Specifically the c.904_906delGAG (NM_000113
.2) pathogenic variant in TOR1A [Crompton et al 2005]
Neuroferritinopathy shares similar MRI appearances and clinical presentation of several other neurodegenerative disorders with brain iron accumulation (NBIA). However, the age of onset, inheritance pattern, and T2*-weighted MRI results can be used to distinguish these disorders [McNeill et al 2008]. See Neurodegeneration with Brain Iron Accumulation Disorders Overview.
Management
Evaluations Following Initial Diagnosis
To establish the extent of disease in an individual diagnosed with neuroferritinopathy, the following evaluations are recommended if they have not already been completed:
- Psychometric assessment
- Physiotherapy evaluation
- Speech therapy assessment
- Dietary assessment because weight loss may develop in the late stages of the disorder
- Consultation with a clinical geneticist and/or genetic counselor
Treatment of Manifestations
The movement disorder is particularly resistant to conventional therapy, but some response has been recorded with levodopa, tetrabenazine, orphenadrine, benzhexol, sulpiride, diazepam, clonazepam, and deanol in standard doses [Chinnery et al 2007, Ondo et al 2010]. However, no formal treatment trials have been carried out. Specific drugs are tried empirically based on the predominant symptoms. It is important to note that the predominant symptoms will change over time, requiring an adjustment of the medication. Such treatment is best managed by a clinician with expertise in movement disorders.

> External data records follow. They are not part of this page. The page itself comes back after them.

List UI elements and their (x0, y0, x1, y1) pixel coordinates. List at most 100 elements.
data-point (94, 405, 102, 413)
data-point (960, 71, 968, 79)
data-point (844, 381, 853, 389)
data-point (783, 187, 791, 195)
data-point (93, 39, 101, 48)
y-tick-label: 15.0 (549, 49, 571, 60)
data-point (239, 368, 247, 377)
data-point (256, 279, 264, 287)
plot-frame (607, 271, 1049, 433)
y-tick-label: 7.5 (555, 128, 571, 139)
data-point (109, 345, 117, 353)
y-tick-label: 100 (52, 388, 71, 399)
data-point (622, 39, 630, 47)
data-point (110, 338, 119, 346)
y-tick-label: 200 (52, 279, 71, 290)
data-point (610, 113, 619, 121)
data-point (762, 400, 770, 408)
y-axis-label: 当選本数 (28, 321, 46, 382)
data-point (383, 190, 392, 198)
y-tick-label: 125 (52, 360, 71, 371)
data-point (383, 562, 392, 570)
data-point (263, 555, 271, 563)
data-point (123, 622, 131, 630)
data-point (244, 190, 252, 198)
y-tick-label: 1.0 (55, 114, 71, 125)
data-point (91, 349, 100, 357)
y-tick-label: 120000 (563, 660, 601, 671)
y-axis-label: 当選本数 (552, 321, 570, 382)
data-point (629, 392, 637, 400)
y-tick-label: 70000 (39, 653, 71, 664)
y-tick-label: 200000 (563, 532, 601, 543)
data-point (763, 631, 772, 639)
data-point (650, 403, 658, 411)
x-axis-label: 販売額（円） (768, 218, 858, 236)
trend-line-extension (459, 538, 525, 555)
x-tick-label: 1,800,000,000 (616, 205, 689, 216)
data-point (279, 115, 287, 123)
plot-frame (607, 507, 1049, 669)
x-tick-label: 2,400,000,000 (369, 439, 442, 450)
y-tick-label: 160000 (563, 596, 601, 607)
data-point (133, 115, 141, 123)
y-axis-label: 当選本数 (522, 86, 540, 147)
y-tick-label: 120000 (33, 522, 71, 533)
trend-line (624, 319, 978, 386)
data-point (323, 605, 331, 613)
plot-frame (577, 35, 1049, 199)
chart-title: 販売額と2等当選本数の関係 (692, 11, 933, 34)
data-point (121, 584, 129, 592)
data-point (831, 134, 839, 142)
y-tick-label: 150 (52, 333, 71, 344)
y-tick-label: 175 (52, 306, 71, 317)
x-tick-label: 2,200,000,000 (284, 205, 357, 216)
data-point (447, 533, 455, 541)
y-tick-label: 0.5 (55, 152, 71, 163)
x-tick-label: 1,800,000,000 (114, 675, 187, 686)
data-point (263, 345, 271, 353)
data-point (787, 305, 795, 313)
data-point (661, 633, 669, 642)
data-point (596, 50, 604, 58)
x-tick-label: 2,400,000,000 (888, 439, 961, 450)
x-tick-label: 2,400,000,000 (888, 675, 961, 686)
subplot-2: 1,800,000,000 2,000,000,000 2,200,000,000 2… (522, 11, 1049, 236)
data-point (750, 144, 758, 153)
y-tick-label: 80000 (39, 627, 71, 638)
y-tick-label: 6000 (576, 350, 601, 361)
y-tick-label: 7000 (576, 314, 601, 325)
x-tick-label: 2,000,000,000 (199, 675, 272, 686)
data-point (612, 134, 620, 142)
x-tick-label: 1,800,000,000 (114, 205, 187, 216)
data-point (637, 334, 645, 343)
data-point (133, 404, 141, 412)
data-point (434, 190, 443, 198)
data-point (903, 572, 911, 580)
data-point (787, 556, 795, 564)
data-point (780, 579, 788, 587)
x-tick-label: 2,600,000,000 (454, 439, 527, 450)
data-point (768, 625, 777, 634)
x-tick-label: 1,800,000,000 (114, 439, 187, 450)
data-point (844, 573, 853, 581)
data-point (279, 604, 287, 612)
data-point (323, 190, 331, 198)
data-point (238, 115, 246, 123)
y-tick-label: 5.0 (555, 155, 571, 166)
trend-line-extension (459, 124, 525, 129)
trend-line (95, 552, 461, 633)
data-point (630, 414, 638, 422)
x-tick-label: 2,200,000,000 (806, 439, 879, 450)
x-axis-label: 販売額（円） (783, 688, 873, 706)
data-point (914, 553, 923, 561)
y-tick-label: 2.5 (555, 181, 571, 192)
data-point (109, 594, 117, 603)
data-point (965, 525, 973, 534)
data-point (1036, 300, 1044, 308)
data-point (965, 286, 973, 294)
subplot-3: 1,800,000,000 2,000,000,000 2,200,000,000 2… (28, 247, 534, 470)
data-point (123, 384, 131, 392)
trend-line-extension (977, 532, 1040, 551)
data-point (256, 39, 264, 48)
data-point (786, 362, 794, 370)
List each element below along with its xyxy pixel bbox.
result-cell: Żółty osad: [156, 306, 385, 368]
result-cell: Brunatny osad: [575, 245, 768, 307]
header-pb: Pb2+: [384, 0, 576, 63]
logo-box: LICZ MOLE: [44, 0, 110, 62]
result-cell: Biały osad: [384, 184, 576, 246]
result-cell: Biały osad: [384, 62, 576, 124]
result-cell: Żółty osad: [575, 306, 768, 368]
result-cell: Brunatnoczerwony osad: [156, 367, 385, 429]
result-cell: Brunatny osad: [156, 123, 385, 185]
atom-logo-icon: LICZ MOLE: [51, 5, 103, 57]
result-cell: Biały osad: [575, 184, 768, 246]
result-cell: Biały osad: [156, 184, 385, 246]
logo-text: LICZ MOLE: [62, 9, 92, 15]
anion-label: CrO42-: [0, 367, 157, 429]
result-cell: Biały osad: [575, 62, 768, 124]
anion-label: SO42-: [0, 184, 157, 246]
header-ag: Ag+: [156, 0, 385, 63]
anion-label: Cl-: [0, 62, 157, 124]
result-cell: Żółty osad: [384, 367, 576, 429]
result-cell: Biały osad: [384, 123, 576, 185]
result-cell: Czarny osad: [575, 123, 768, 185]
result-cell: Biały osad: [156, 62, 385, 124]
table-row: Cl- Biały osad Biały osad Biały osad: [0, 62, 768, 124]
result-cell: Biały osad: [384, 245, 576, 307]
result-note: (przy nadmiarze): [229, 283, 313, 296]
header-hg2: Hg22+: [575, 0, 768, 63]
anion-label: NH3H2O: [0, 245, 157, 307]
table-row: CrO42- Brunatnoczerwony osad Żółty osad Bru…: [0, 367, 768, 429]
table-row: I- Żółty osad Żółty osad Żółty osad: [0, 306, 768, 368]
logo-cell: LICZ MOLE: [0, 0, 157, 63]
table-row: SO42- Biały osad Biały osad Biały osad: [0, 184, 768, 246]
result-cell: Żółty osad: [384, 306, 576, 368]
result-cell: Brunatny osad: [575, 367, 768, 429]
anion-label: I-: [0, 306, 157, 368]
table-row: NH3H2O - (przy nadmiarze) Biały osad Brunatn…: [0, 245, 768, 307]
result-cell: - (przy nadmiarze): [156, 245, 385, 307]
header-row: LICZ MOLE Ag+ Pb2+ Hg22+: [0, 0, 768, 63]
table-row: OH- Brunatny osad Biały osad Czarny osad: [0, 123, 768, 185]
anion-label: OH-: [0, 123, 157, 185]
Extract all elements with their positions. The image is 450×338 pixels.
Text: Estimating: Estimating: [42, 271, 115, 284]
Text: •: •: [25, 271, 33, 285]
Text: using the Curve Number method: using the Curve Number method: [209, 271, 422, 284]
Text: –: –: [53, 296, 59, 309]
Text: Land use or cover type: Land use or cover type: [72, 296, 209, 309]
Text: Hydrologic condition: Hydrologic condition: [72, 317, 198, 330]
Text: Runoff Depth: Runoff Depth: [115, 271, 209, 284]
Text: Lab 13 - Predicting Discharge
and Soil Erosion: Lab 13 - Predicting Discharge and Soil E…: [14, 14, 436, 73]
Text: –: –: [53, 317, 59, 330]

Botulinum toxin is helpful for painful focal dystonia.
Prevention of Secondary Complications
Dietary assessment is helpful; affected individuals should maintain caloric intake.
Physiotherapy helps to maintain mobility and prevent contractures.
Agents/Circumstances to Avoid
Iron supplements are not recommended for affected individuals and those at risk. This recommendation is empiric [Chinnery et al 2007]. Iron replacement therapy with careful monitoring may be required if affected individuals develop coincidental iron deficiency anemia. There is no evidence to support avoidance of iron-rich foods by affected individuals [Author, personal observation].
Evaluation of Relatives at Risk
See Genetic Counseling for issues related to testing of at-risk relatives for genetic counseling purposes.
Therapies Under Investigation
Search ClinicalTrials.gov in the US and EU Clinical Trials Register in Europe for access to information on clinical studies for a wide range of diseases and conditions. Note: There may not be clinical trials for this disorder.